Following their recording session, the Tar Heel Rattlers traveled to West Virginia, touring the coal camps, earning a few dollars playing for workers who were eager for entertainment. In Beckley, West Virginia, the band got a chance to hear their first Columbia release, as Fred Miller recalled : We knew our record had come out and we wanted to get one. I went into Beckley with Frank and Edd to the music store there. We went in and asked the woman who ran the store if she had those records.
She said, “There should be a bunch on the train when it comes in, should be about thirty minutes.”
So we messed around the music store. And she didn’t know we were musicioners, that woman didn’t. Pretty soon she went and got them records and come back. She put on that Old Aunt Betsy, that was the first one she played.
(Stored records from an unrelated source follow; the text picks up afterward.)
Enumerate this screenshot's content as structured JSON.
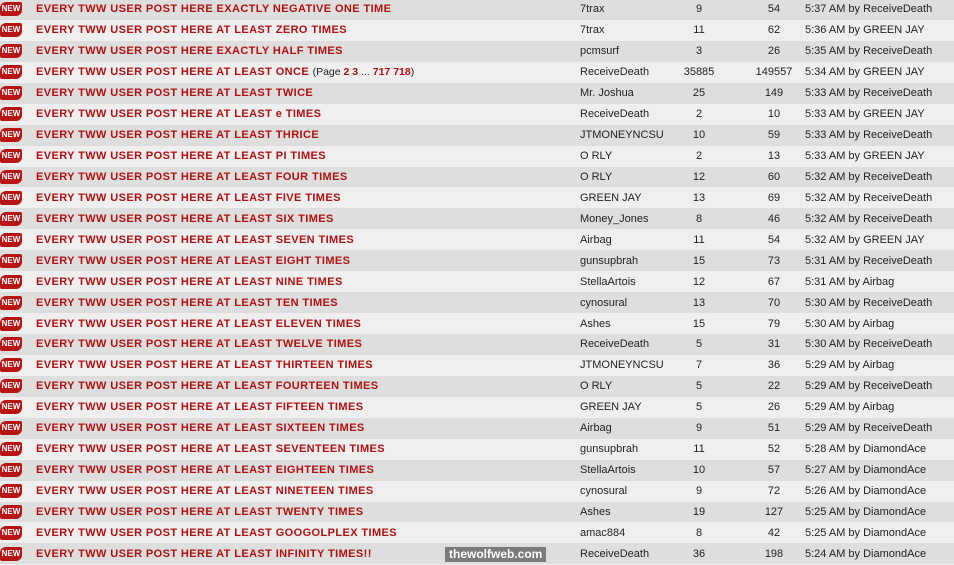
{
  "new_badge": "NEW",
  "watermark": "thewolfweb.com",
  "colors": {
    "title": "#b01010",
    "row_odd": "#dedede",
    "row_even": "#efefef"
  },
  "threads": [
    {
      "title": "EVERY TWW USER POST HERE EXACTLY NEGATIVE ONE TIME",
      "author": "7trax",
      "replies": "9",
      "views": "54",
      "last_post": "5:37 AM by ReceiveDeath"
    },
    {
      "title": "EVERY TWW USER POST HERE AT LEAST ZERO TIMES",
      "author": "7trax",
      "replies": "11",
      "views": "62",
      "last_post": "5:36 AM by GREEN JAY"
    },
    {
      "title": "EVERY TWW USER POST HERE EXACTLY HALF TIMES",
      "author": "pcmsurf",
      "replies": "3",
      "views": "26",
      "last_post": "5:35 AM by ReceiveDeath"
    },
    {
      "title": "EVERY TWW USER POST HERE AT LEAST ONCE",
      "pages": {
        "prefix": "(Page",
        "p1": "2",
        "p2": "3",
        "ellipsis": "...",
        "p3": "717",
        "p4": "718",
        "suffix": ")"
      },
      "author": "ReceiveDeath",
      "replies": "35885",
      "views": "149557",
      "last_post": "5:34 AM by GREEN JAY"
    },
    {
      "title": "EVERY TWW USER POST HERE AT LEAST TWICE",
      "author": "Mr. Joshua",
      "replies": "25",
      "views": "149",
      "last_post": "5:33 AM by ReceiveDeath"
    },
    {
      "title": "EVERY TWW USER POST HERE AT LEAST e TIMES",
      "author": "ReceiveDeath",
      "replies": "2",
      "views": "10",
      "last_post": "5:33 AM by GREEN JAY"
    },
    {
      "title": "EVERY TWW USER POST HERE AT LEAST THRICE",
      "author": "JTMONEYNCSU",
      "replies": "10",
      "views": "59",
      "last_post": "5:33 AM by ReceiveDeath"
    },
    {
      "title": "EVERY TWW USER POST HERE AT LEAST PI TIMES",
      "author": "O RLY",
      "replies": "2",
      "views": "13",
      "last_post": "5:33 AM by GREEN JAY"
    },
    {
      "title": "EVERY TWW USER POST HERE AT LEAST FOUR TIMES",
      "author": "O RLY",
      "replies": "12",
      "views": "60",
      "last_post": "5:32 AM by ReceiveDeath"
    },
    {
      "title": "EVERY TWW USER POST HERE AT LEAST FIVE TIMES",
      "author": "GREEN JAY",
      "replies": "13",
      "views": "69",
      "last_post": "5:32 AM by ReceiveDeath"
    },
    {
      "title": "EVERY TWW USER POST HERE AT LEAST SIX TIMES",
      "author": "Money_Jones",
      "replies": "8",
      "views": "46",
      "last_post": "5:32 AM by ReceiveDeath"
    },
    {
      "title": "EVERY TWW USER POST HERE AT LEAST SEVEN TIMES",
      "author": "Airbag",
      "replies": "11",
      "views": "54",
      "last_post": "5:32 AM by GREEN JAY"
    },
    {
      "title": "EVERY TWW USER POST HERE AT LEAST EIGHT TIMES",
      "author": "gunsupbrah",
      "replies": "15",
      "views": "73",
      "last_post": "5:31 AM by ReceiveDeath"
    },
    {
      "title": "EVERY TWW USER POST HERE AT LEAST NINE TIMES",
      "author": "StellaArtois",
      "replies": "12",
      "views": "67",
      "last_post": "5:31 AM by Airbag"
    },
    {
      "title": "EVERY TWW USER POST HERE AT LEAST TEN TIMES",
      "author": "cynosural",
      "replies": "13",
      "views": "70",
      "last_post": "5:30 AM by ReceiveDeath"
    },
    {
      "title": "EVERY TWW USER POST HERE AT LEAST ELEVEN TIMES",
      "author": "Ashes",
      "replies": "15",
      "views": "79",
      "last_post": "5:30 AM by Airbag"
    },
    {
      "title": "EVERY TWW USER POST HERE AT LEAST TWELVE TIMES",
      "author": "ReceiveDeath",
      "replies": "5",
      "views": "31",
      "last_post": "5:30 AM by ReceiveDeath"
    },
    {
      "title": "EVERY TWW USER POST HERE AT LEAST THIRTEEN TIMES",
      "author": "JTMONEYNCSU",
      "replies": "7",
      "views": "36",
      "last_post": "5:29 AM by Airbag"
    },
    {
      "title": "EVERY TWW USER POST HERE AT LEAST FOURTEEN TIMES",
      "author": "O RLY",
      "replies": "5",
      "views": "22",
      "last_post": "5:29 AM by ReceiveDeath"
    },
    {
      "title": "EVERY TWW USER POST HERE AT LEAST FIFTEEN TIMES",
      "author": "GREEN JAY",
      "replies": "5",
      "views": "26",
      "last_post": "5:29 AM by Airbag"
    },
    {
      "title": "EVERY TWW USER POST HERE AT LEAST SIXTEEN TIMES",
      "author": "Airbag",
      "replies": "9",
      "views": "51",
      "last_post": "5:29 AM by ReceiveDeath"
    },
    {
      "title": "EVERY TWW USER POST HERE AT LEAST SEVENTEEN TIMES",
      "author": "gunsupbrah",
      "replies": "11",
      "views": "52",
      "last_post": "5:28 AM by DiamondAce"
    },
    {
      "title": "EVERY TWW USER POST HERE AT LEAST EIGHTEEN TIMES",
      "author": "StellaArtois",
      "replies": "10",
      "views": "57",
      "last_post": "5:27 AM by DiamondAce"
    },
    {
      "title": "EVERY TWW USER POST HERE AT LEAST NINETEEN TIMES",
      "author": "cynosural",
      "replies": "9",
      "views": "72",
      "last_post": "5:26 AM by DiamondAce"
    },
    {
      "title": "EVERY TWW USER POST HERE AT LEAST TWENTY TIMES",
      "author": "Ashes",
      "replies": "19",
      "views": "127",
      "last_post": "5:25 AM by DiamondAce"
    },
    {
      "title": "EVERY TWW USER POST HERE AT LEAST GOOGOLPLEX TIMES",
      "author": "amac884",
      "replies": "8",
      "views": "42",
      "last_post": "5:25 AM by DiamondAce"
    },
    {
      "title": "EVERY TWW USER POST HERE AT LEAST INFINITY TIMES!!",
      "author": "ReceiveDeath",
      "replies": "36",
      "views": "198",
      "last_post": "5:24 AM by DiamondAce"
    }
  ]
}
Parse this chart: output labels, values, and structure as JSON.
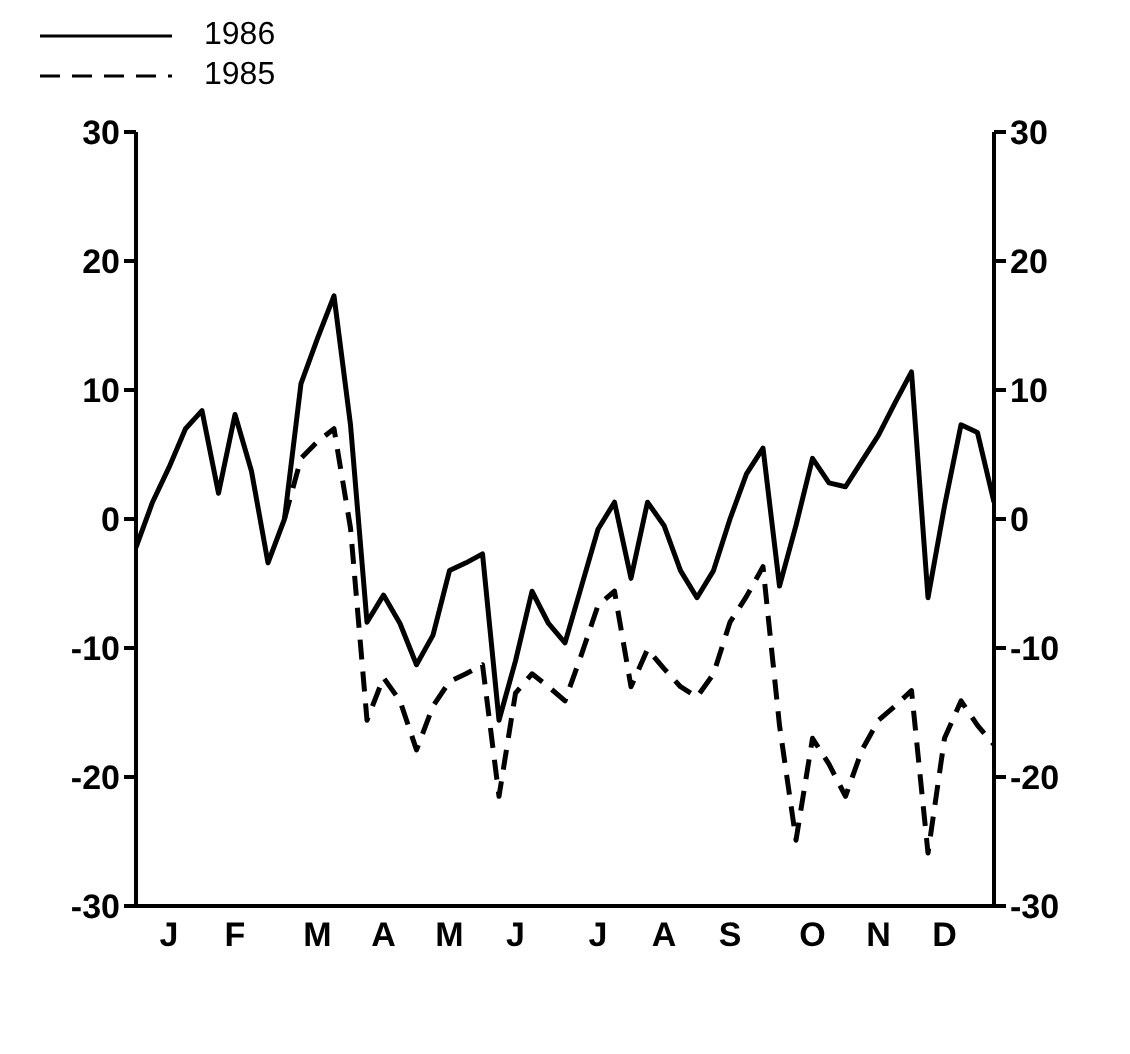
{
  "chart_data": {
    "type": "line",
    "legend": "top left",
    "marker": "none",
    "categories": [
      null,
      null,
      "J",
      null,
      null,
      null,
      "F",
      null,
      null,
      null,
      null,
      "M",
      null,
      null,
      null,
      "A",
      null,
      null,
      null,
      "M",
      null,
      null,
      null,
      "J",
      null,
      null,
      null,
      null,
      "J",
      null,
      null,
      null,
      "A",
      null,
      null,
      null,
      "S",
      null,
      null,
      null,
      null,
      "O",
      null,
      null,
      null,
      "N",
      null,
      null,
      null,
      "D",
      null,
      null,
      null
    ],
    "ylim": [
      -30,
      30
    ],
    "yticks": [
      -30,
      -20,
      -10,
      0,
      10,
      20,
      30
    ],
    "y2lim": [
      -30,
      30
    ],
    "y2ticks": [
      -30,
      -20,
      -10,
      0,
      10,
      20,
      30
    ],
    "series": [
      {
        "name": "1986",
        "color": "#000000",
        "line_style": "solid",
        "values": [
          -2.2,
          1.3,
          4,
          7,
          8.4,
          2,
          8.1,
          3.7,
          -3.4,
          0,
          10.5,
          14,
          17.3,
          7.3,
          -8,
          -5.9,
          -8.1,
          -11.3,
          -9,
          -4,
          -3.4,
          -2.7,
          -15.6,
          -11,
          -5.6,
          -8.1,
          -9.6,
          -5.2,
          -0.8,
          1.3,
          -4.6,
          1.3,
          -0.5,
          -4,
          -6.1,
          -4,
          0,
          3.5,
          5.5,
          -5.2,
          -0.5,
          4.7,
          2.8,
          2.5,
          4.5,
          6.5,
          9,
          11.4,
          -6.1,
          1,
          7.3,
          6.7,
          1.3
        ]
      },
      {
        "name": "1985",
        "color": "#000000",
        "line_style": "dashed",
        "values": [
          null,
          null,
          null,
          null,
          null,
          null,
          null,
          null,
          null,
          0,
          4.7,
          6,
          7,
          -0.7,
          -15.6,
          -12.3,
          -14.1,
          -17.9,
          -14.5,
          -12.6,
          -12,
          -11.3,
          -21.5,
          -13.5,
          -12,
          -13,
          -14.1,
          -10.5,
          -6.7,
          -5.6,
          -13,
          -10.1,
          -11.6,
          -13,
          -13.8,
          -12,
          -8,
          -6,
          -3.7,
          -16,
          -24.9,
          -17,
          -19,
          -21.5,
          -17.9,
          -15.6,
          -14.5,
          -13.3,
          -25.9,
          -17,
          -14.1,
          -16,
          -17.5
        ]
      }
    ]
  }
}
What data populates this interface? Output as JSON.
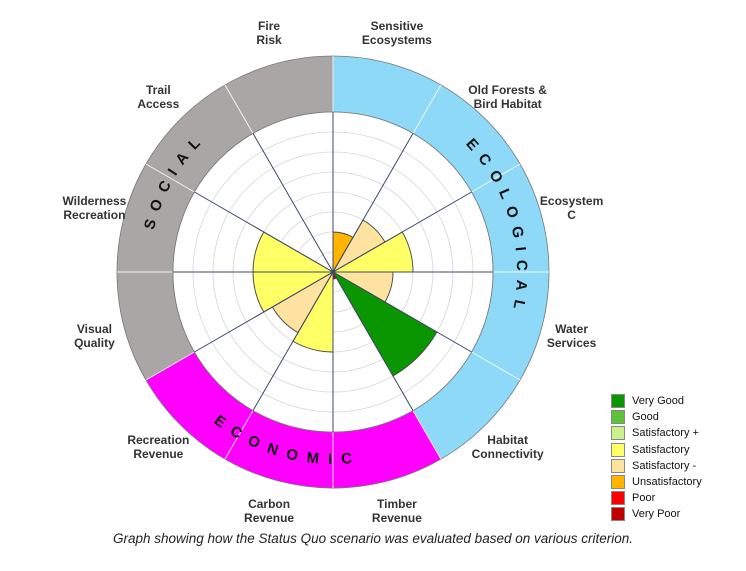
{
  "chart_data": {
    "type": "radial",
    "max_level": 8,
    "criteria": [
      {
        "id": "sensitive",
        "lines": [
          "Sensitive",
          "Ecosystems"
        ],
        "value": 2,
        "rating": "Unsatisfactory",
        "group": "ecological"
      },
      {
        "id": "oldforests",
        "lines": [
          "Old Forests &",
          "Bird Habitat"
        ],
        "value": 3,
        "rating": "Satisfactory -",
        "group": "ecological"
      },
      {
        "id": "ecosystemc",
        "lines": [
          "Ecosystem",
          "C"
        ],
        "value": 4,
        "rating": "Satisfactory",
        "group": "ecological"
      },
      {
        "id": "water",
        "lines": [
          "Water",
          "Services"
        ],
        "value": 3,
        "rating": "Satisfactory -",
        "group": "ecological"
      },
      {
        "id": "habitat",
        "lines": [
          "Habitat",
          "Connectivity"
        ],
        "value": 6,
        "rating": "Very Good",
        "group": "ecological"
      },
      {
        "id": "timber",
        "lines": [
          "Timber",
          "Revenue"
        ],
        "value": 0.35,
        "rating": "Very Poor",
        "group": "economic"
      },
      {
        "id": "carbon",
        "lines": [
          "Carbon",
          "Revenue"
        ],
        "value": 4,
        "rating": "Satisfactory",
        "group": "economic"
      },
      {
        "id": "recreation",
        "lines": [
          "Recreation",
          "Revenue"
        ],
        "value": 3.5,
        "rating": "Satisfactory -",
        "group": "economic"
      },
      {
        "id": "visual",
        "lines": [
          "Visual",
          "Quality"
        ],
        "value": 4,
        "rating": "Satisfactory",
        "group": "social"
      },
      {
        "id": "wilderness",
        "lines": [
          "Wilderness",
          "Recreation"
        ],
        "value": 4,
        "rating": "Satisfactory",
        "group": "social"
      },
      {
        "id": "trail",
        "lines": [
          "Trail",
          "Access"
        ],
        "value": 0,
        "rating": "",
        "group": "social"
      },
      {
        "id": "fire",
        "lines": [
          "Fire",
          "Risk"
        ],
        "value": 0,
        "rating": "",
        "group": "social"
      }
    ],
    "groups": [
      {
        "id": "ecological",
        "text": "ECOLOGICAL",
        "color": "#8dd9f7"
      },
      {
        "id": "economic",
        "text": "ECONOMIC",
        "color": "#ff00ff"
      },
      {
        "id": "social",
        "text": "SOCIAL",
        "color": "#aaa6a6"
      }
    ],
    "legend": [
      {
        "label": "Very Good",
        "color": "#0a9600"
      },
      {
        "label": "Good",
        "color": "#5cc238"
      },
      {
        "label": "Satisfactory +",
        "color": "#c9f28a"
      },
      {
        "label": "Satisfactory",
        "color": "#ffff66"
      },
      {
        "label": "Satisfactory -",
        "color": "#fde2a0"
      },
      {
        "label": "Unsatisfactory",
        "color": "#ffb400"
      },
      {
        "label": "Poor",
        "color": "#ff0000"
      },
      {
        "label": "Very Poor",
        "color": "#c00000"
      }
    ],
    "caption": "Graph showing how the Status Quo scenario was evaluated based on various criterion."
  }
}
She said, “Boy, that fellow can really play a fiddle.” And Frank said, “Oh, he ain’t so hot. If I had my old fiddle I could play as good as he could.” She said, “You’re kidding me, you can’t play a fiddle.” He said, “I can, but I ain’t got my fiddle.” She said, “I got every kind of stringed instrument you can think of back there in the back room.”
She went and got a guitar, a banjo and a fiddle. The three of us we went and tuned up a little bit around the stove. Then Frank started to saw away! He laughed and throwed back his head and went to singing Old Aunt Betsy and stomping his foot. When he quit, the woman said, “How on earth did you learn that record? I t just came out !”
And Frank said, “Lady, I didn’t learn it, I made it !”.
The Tar Heel Rattlers returned to Atlanta on April 17, 1928 for a second recording session that yielded two further sides on the Columbia label : Don’t Get trouble in Your Mind, a folk song using a tune similar to Mollie and Tenbrooks, the well-known horserace ballad of the late 19th century; and Nine Pound Hammer, a work song associated with both mining and railroads. Once again Frank Blevins gave the songs his distinctive imprint, applying youthful energy to age-old subjects.